Ainsi Algonkins ou Abénakis, plein de « sauvages » modernes, ayant refusé le ghetto-réserve, se sont fondus à nous, le 83% de la population québécoise francophone. On ne va pas s’excuser d’exister tout de même, nous, le 2% sur ce contient ! La mode actuelle des résistances (désespérées), d’un retour (romantique) aux sources, attire de la sympathie certes mais fera long feu. Nulle part au monde, on a pu voir des petites minorités résister longtemps au besoin de grégarisme, qui est ce besoin normal d’appartenir au monde qui les entoure. Nous sommes aussi en danger, on le sait. Ce besoin viscéral est de toute éternité, déjà il y a tant d’américanisés parmi nous, pas vrai ?
Bon : pour le bien des jeunes Rouges, devrait-on dissoudre ces ghettos où, selon Desjardins, « C’est la misère, les suicides et la drogue pour la jeunesse, et tous sur le B.S. » Comment réparer l’erreur tragique des autorités d’antan : avoir installé tous ces ghettos « d’entretenus mal entretenus » ? Desjardins ne sait pas quoi répondre, comme nous tous. De là le sentiment d’un documentaire -un de plus- stérile. D’une impasse, D’une invitation à culpabiliser, même si « nous, le peuple », n’a eu rien à dire sur « la question-amérindienne ».

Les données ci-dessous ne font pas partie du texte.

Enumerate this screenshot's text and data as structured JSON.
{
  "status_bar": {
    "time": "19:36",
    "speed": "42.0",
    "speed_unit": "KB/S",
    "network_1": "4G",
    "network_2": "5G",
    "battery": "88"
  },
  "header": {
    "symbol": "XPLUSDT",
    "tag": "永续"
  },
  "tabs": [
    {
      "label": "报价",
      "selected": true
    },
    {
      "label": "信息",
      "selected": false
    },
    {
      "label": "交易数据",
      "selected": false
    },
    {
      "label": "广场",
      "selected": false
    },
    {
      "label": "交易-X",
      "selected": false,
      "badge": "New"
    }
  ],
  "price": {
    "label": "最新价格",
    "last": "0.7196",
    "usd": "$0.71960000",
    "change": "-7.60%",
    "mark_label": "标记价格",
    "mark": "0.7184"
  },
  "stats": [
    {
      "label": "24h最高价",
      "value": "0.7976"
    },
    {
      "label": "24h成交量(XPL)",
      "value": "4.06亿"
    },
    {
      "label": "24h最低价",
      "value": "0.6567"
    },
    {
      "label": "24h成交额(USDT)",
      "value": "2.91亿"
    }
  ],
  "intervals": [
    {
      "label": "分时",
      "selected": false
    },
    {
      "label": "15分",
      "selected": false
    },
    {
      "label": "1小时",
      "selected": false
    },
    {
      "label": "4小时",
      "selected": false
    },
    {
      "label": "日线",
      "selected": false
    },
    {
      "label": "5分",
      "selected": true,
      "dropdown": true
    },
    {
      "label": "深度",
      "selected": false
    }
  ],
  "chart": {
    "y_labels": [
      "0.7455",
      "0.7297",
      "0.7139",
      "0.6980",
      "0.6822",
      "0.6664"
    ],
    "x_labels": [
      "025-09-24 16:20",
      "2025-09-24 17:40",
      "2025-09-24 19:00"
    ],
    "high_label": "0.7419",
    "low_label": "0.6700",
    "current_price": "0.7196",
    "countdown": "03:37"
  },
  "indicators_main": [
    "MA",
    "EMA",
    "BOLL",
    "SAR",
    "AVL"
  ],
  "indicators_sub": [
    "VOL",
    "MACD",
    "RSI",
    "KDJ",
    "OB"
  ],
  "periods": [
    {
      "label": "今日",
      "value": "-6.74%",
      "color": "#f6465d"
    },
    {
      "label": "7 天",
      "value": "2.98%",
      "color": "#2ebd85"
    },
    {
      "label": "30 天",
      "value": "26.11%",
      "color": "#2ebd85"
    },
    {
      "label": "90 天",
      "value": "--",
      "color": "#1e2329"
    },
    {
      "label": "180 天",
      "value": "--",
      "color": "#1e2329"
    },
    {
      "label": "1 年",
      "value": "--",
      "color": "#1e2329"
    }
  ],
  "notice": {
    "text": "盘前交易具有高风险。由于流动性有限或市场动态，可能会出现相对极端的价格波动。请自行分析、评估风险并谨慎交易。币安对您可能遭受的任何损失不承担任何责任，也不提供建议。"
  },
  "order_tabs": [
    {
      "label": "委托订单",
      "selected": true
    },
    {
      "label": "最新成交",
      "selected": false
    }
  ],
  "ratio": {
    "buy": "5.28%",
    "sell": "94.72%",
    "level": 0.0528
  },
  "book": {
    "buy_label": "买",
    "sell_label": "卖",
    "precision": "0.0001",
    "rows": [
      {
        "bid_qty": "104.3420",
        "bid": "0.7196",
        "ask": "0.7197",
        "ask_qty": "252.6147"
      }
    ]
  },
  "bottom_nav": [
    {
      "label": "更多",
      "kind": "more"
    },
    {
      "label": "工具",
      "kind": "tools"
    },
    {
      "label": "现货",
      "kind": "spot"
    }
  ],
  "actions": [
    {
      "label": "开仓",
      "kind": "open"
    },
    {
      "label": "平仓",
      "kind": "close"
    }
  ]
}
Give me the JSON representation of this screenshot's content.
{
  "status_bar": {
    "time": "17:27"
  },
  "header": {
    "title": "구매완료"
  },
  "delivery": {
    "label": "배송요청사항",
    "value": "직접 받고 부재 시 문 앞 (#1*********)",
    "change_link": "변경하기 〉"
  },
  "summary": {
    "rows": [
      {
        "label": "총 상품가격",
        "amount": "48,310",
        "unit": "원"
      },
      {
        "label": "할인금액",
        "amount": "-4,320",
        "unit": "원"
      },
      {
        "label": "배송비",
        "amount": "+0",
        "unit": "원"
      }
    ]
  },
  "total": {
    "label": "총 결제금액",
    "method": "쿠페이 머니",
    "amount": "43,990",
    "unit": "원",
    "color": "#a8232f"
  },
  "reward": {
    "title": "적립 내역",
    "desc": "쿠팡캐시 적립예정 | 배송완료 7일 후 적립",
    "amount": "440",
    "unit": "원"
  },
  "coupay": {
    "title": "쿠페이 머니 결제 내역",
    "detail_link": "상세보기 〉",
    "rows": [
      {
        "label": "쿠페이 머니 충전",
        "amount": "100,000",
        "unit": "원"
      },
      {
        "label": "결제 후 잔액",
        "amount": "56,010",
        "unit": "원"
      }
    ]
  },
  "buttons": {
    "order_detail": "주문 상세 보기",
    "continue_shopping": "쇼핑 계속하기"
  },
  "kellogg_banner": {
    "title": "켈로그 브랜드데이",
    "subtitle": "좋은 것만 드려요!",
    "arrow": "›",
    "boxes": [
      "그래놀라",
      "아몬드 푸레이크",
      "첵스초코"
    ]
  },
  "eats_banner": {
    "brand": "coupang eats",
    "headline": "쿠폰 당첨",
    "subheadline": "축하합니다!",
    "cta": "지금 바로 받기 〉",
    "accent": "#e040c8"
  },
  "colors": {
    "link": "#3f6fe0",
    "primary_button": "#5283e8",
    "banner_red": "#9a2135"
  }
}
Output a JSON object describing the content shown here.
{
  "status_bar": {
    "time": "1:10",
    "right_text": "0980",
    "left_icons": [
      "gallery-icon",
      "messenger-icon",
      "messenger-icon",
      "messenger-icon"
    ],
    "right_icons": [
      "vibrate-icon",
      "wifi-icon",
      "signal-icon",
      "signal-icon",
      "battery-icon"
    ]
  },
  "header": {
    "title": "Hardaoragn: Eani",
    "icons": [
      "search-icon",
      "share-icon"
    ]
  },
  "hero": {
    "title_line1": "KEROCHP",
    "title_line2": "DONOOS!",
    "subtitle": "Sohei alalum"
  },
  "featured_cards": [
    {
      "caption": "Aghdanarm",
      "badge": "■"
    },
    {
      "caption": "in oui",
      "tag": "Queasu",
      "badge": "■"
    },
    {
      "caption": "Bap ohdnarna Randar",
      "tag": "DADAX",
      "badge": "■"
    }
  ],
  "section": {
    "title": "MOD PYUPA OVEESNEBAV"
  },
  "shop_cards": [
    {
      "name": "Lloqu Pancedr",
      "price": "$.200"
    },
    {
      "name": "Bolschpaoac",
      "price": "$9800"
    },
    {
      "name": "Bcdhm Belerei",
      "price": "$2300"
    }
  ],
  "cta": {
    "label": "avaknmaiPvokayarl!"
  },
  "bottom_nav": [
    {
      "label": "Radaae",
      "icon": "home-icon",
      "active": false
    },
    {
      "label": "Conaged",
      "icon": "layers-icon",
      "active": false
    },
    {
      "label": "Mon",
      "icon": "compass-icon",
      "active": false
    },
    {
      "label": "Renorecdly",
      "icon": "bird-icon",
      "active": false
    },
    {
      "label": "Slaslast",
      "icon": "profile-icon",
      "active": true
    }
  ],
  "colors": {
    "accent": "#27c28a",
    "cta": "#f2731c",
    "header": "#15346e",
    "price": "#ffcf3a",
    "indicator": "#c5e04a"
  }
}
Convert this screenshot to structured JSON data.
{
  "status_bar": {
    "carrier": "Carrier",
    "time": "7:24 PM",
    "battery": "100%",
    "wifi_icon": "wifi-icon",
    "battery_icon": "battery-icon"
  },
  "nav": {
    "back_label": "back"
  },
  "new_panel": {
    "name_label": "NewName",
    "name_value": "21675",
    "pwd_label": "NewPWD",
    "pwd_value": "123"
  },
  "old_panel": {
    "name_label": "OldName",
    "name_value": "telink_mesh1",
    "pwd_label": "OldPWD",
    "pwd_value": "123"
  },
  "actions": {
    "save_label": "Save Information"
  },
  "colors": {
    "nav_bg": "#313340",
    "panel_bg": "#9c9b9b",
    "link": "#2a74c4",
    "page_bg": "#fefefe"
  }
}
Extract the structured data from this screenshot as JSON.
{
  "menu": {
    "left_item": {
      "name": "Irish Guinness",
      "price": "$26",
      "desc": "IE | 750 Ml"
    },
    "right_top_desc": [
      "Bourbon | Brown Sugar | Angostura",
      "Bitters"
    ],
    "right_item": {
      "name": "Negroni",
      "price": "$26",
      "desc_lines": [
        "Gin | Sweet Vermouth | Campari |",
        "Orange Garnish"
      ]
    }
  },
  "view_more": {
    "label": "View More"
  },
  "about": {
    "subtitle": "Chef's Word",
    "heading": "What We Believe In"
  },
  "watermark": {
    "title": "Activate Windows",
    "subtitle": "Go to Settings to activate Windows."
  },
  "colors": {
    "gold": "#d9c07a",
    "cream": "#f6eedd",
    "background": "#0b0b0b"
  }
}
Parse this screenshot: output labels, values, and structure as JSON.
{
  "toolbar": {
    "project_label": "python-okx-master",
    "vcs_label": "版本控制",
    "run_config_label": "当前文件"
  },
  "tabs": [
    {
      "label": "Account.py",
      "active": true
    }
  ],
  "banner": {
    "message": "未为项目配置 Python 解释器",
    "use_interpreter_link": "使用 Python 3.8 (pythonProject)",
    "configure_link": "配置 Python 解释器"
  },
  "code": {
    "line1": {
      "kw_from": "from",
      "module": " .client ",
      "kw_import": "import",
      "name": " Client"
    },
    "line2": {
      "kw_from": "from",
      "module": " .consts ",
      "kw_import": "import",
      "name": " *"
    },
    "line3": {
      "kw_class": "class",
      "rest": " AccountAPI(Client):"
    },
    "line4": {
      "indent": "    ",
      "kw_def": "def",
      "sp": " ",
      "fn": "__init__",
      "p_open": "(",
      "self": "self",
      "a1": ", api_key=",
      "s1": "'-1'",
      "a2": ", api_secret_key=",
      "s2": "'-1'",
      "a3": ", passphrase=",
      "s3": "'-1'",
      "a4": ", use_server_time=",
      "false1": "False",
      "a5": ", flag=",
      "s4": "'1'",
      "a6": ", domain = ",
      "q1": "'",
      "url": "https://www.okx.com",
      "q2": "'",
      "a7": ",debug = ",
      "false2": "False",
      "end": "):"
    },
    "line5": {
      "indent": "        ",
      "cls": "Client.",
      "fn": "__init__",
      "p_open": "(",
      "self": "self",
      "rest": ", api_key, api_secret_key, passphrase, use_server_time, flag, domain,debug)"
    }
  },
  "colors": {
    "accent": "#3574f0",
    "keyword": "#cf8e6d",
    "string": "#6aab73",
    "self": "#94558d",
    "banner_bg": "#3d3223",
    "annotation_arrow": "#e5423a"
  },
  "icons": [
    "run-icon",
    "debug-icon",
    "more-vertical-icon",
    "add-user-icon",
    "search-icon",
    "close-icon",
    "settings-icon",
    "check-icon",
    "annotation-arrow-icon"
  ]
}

Enfant, en villégiature tout à côté d’Oka, nous étions silencieux, gênés, en voyant leurs maisons sans peinture aucune, la zones de miséreux apparents, anglifiés, ces enfants agniers (Mohawks) dépenaillés, enfermés en leur ghetto, privées de nos joyeuses plages. Je n’aimais pas ce séparatisme déjà. Nous savions que nul ne pouvait plus vivre de cueillettes, de pèche et de chasse. Le vieux monsieur Gabriel, sans parler, nous louait des vieilles picouilles, une piastre de l’heure. Pourquoi ce mur, pensions-nous ? Comme Desjardins l’avoue volontiers, nous n’avions aucun contact humain. Ces maudits ghettos font ça ! Gilles Vigneault, son ghetto de Pointe-Parent pas loin, en fera de tristes chansons. « La Marie-Lou est pour un Blanc ». Plein de jeunes Marie-Lou du film de Desjardins nous jettent des regards d’une tristesse infinie, on a mal.
J’attendais ce billet avec impatience, depuis le précédent, entre autres sur la question des Amérindiens. J’en avais même parlé sur mon blogue et c’est ici : http://renartleveille.blogspot.com/2007/12/stourdir-avec-claude-jasmin.html
Assez bizarrement, j’expliquais que votre conclusion concernant le documentaire de Richard Desjardins m’avait brassé la cage et rien, niet! personne n’est venu en discuter avec moi, malgré ma demande : « J’ai rarement été devant un billet qui me brassait autant la cage. Je suis le roseau, joignez-vous à mon vent. »
C’est que j’avais peur de l’avouer ouvertement, mais je suis immensément d’accord avec vous quand vous penchez du côté d’une hypothétique « intégration heureuse » pour les Amérindiens alors qu’en même temps je ne peux pas faire abstraction de leur réalité, « documentée » par Desjardins.
Vous me brassez encore la cage, mais ce billet m’a bien accroché au plancher des vaches et un mien billet devrait poindre sous peu.